Epilogo

3.5K 207 117
                                    

Tre anni dopo, Verona.

Il clangore delle spade che cozzavano l'una sull'altra ormai era un suono a cui Castria aveva fatto l'abitudine. Lei che non aveva mai sopportato la violenza e che si rifiutava di entrare in un'arena, si era ritrovata a vivere affianco ad una scuola di gladiatori, sposata ad un lanista. Ed era felice.

Affacciandosi alla finestra, dal piccolo balcone che dava proprio sull'arena di allenamento, poté vedere la schiena dritta e larga di Falco appoggiato ad una colonna che osservava i gladiatori sotto di lui.

Avendo vissuto in quel modo prima di loro, era l'unico in grado di poter comprendere cosa era meglio e cosa no e in poco tempo era diventato il lanista più abile, ma anche il più giusto.

Al suo servizio aveva voluto solo liberti, in grado di poter scegliere da soli il proprio destino, proprio perché sapeva che cosa significava essere schiavo. E per questo aveva offerto a Parmenione un lavoro come maestro.

L'uomo non era mai stato un gladiatore ma sapeva come combattere e sopravvivere e dopo averli aiutati a fuggire i rapporti con Longino si erano raffreddati. Falco quindi si era trovato in dovere di aiutarlo e poco dopo il loro arrivo a Verona, anche il liberto li aveva raggiunti, insieme a Eliona che ormai gestiva la casa.

Solo una schiava era presente all'interno della loro casa. Clielia infatti era troppo giovane e per legge non poteva essere affrancata, almeno non ancora.

La fanciulla era rimasta la serva personale di Castria e con il tempo era anche venuta a conoscenza della verità su Parmenione. All'inizio non aveva preso bene il fatto che fosse suo padre, ma con insistenza il liberto era riuscito ad entrare nel suo cuore.

Circondati solo da persone fidate, a cui Castria voleva molto bene e proprio per questo si sentiva al sicuro. Oltre al fatto che il suo uomo le avrebbe sempre garantito la felicità promessa.

Uscì sul balcone, con una missiva in mano, e andò incontro a suo marito, ancora troppo concentrato sugli allenamenti per notarla.

Solo quando fu al suo fianco lui si rese conto di non essere solo, si voltò e le regalò un sorriso dolce e amorevole. Si era fatta crescere un po' di barba, proprio perché quando era sotto alle direttive di Apollonio era costretto a rasarsi tutti i giorni. Non molta però, solo a coprirgli un po' il mento e quel tanto che bastava per pizzicare la pelle di Castria ogni volta che la stringeva a sé o la baciava.

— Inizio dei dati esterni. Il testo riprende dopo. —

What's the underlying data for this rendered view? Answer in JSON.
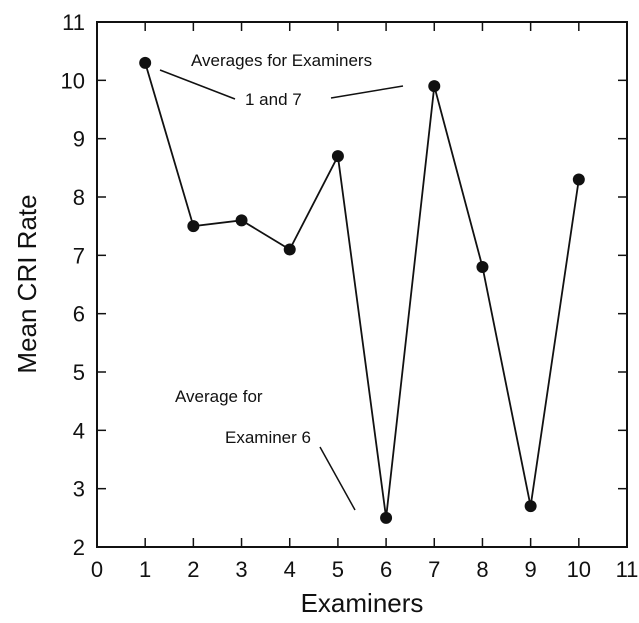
{
  "chart_data": {
    "type": "line",
    "xlabel": "Examiners",
    "ylabel": "Mean CRI Rate",
    "xlim": [
      0,
      11
    ],
    "ylim": [
      2,
      11
    ],
    "x_ticks": [
      "0",
      "1",
      "2",
      "3",
      "4",
      "5",
      "6",
      "7",
      "8",
      "9",
      "10",
      "11"
    ],
    "y_ticks": [
      "2",
      "3",
      "4",
      "5",
      "6",
      "7",
      "8",
      "9",
      "10",
      "11"
    ],
    "grid": false,
    "series": [
      {
        "x": [
          1,
          2,
          3,
          4,
          5,
          6,
          7,
          8,
          9,
          10
        ],
        "y": [
          10.3,
          7.5,
          7.6,
          7.1,
          8.7,
          2.5,
          9.9,
          6.8,
          2.7,
          8.3
        ]
      }
    ],
    "annotations": {
      "examiners_1_7": {
        "line1": "Averages for Examiners",
        "line2": "1 and 7"
      },
      "examiner_6": {
        "line1": "Average for",
        "line2": "Examiner 6"
      }
    },
    "colors": {
      "line": "#111111",
      "marker": "#111111"
    }
  }
}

"Abbiamo ricevuto una lettera, da mia madre", affermò lei con un sorriso comprensivo. Non appena lo disse l'espressione di Falco mutò e il suo sorriso scomparve.

Non era ancora riuscito a farai ben volere dai genitori di Castria, anche se Lucilla sembrava molto più propensa a chiudere un occhio sulla faccenda della fuga. Lei ancora scriveva alla figlia, e si era perfino detta aperta nel conoscere Falco.

Ma Longino non riusciva proprio a mandare giù il tradimento, non solo della figlia ma anche del suo braccio destro. Ed incolpava Falco di tutto.

Perciò poteva capire che suo marito non moriva dalla voglia di sentire che cosa stava succedendo a Roma. Ma lei comunque glielo disse.

"Mi ha raccontato di Quintilia e Rubilio", era felice e al settimo cielo ogni volta che leggeva le lettera della madre perché così poteva sapere come stavano i loro amici, e Falco non l'avrebbe privata di quella piccola gioia.

"Sono felici insieme e Rubilio è riuscito a trasformare Aimeric nel nuovo campione della scuola. Sembra che adesso si faccia chiamare Invictus", sapeva che parlare del suo maestro, e del novellino che aveva addestrato, avrebbe riacceso l'entusiasmo e la curiosità in Falco.